With that debacle over, we went back to our dorm, changed out of costume and ate. I could write more about hanging out in our rooms that night, but there’s not really much to tell. Sunday morning allowed time for people who wanted to attend worship services to do so, and then we spent most of Sunday afternoon practicing first aid.
By five, we were all waiting in an airport somewhere near NYC. I hesitate to say a “secret” airport because it was clearly used, but it definitely wasn’t commonly used by passenger planes. I don’t think I saw any, but I couldn’t be sure because we rode there in a cargo truck with no windows–just seats in the back. The roof was made of a partially transparent, but not clear, plastic.
We unloaded the truck inside the hangar. I happened to look through the mirrored windows on the door as we waited for our plane to arrive. Even though it wasn’t snowing, it still wasn’t warm. A Fedex jet landed on the runway as I watched, but it didn’t taxi in our direction afterward. I decided that watching for our jet was probably more akin to waiting for a pot to boil than it ought to be, and considered finding someone to talk to.
It might have been a fun place to hang out under other circumstances, but not with people. It felt like it was only barely heated. Water, and other fluids pooled on the floor. Machines and tools hung on the wall or lay on shelves.
Building something might have been a good way to pass the time, but with all the parts meant for airplane repairs, it was a given that I’d annoy somebody.
Turning away from the mirrored windows, I found Cassie walking toward me. She wore a Grand Lake University hoodie, jeans, and atypically, her hair wasn’t in a ponytail. It hung loose around her shoulders. She wore the backpack I’d made for her, the one that changed into light armor–barely powered armor at all, actually. I’d designed it to be more of a disguise.

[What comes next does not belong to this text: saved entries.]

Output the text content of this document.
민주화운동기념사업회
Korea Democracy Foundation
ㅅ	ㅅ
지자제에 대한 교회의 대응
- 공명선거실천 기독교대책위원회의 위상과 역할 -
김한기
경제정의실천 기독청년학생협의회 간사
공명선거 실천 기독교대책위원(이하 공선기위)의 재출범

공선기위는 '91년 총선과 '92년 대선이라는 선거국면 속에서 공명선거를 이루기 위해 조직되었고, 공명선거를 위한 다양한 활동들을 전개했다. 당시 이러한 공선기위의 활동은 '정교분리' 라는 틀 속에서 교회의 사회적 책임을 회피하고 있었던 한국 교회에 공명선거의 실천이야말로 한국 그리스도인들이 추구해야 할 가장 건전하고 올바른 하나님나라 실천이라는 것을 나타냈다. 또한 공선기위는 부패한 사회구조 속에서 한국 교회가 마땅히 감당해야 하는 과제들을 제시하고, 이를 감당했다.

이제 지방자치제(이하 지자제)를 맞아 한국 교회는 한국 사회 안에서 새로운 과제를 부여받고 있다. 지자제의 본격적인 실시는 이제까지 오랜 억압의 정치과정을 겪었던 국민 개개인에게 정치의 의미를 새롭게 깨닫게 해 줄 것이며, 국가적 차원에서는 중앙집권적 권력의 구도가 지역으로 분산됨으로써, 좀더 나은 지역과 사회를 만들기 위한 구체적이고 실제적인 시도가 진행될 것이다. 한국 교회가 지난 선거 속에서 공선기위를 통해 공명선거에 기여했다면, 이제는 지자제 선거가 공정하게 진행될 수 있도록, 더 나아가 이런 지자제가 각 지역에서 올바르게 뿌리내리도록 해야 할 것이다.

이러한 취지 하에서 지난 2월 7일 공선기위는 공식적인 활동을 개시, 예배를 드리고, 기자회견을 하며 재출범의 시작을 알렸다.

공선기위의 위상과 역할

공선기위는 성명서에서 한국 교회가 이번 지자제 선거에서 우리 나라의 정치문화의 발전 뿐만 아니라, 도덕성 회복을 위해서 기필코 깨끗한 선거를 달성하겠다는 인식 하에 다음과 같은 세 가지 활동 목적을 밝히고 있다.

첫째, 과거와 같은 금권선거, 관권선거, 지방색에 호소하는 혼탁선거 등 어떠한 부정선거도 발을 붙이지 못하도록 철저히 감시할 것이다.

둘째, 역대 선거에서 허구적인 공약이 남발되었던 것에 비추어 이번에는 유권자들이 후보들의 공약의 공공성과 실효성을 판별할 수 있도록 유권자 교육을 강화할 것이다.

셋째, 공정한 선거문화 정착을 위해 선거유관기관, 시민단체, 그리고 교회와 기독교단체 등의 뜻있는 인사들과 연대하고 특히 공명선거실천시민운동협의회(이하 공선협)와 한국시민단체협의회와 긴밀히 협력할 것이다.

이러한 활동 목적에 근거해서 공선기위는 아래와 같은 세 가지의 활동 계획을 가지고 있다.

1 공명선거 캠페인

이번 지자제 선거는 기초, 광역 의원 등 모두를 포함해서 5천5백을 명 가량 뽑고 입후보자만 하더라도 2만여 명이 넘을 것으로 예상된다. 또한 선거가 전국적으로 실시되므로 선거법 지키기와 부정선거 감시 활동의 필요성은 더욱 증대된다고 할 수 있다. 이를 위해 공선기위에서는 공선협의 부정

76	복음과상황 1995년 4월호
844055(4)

“Hey, thanks,” she indicated the backpack with a gesture of her hand. “This will help keep me sane. Mom doesn’t want me going out in costume at all outside of Stapledon. With this, she might not even recognize me.”
I wondered if handing her the suit had been a good idea.
Frowning for moment, she said, “I’ll have to give you back the sword and gun before you leave. I can’t exactly take them back to D.C. when I’m trying to avoid the Nine.”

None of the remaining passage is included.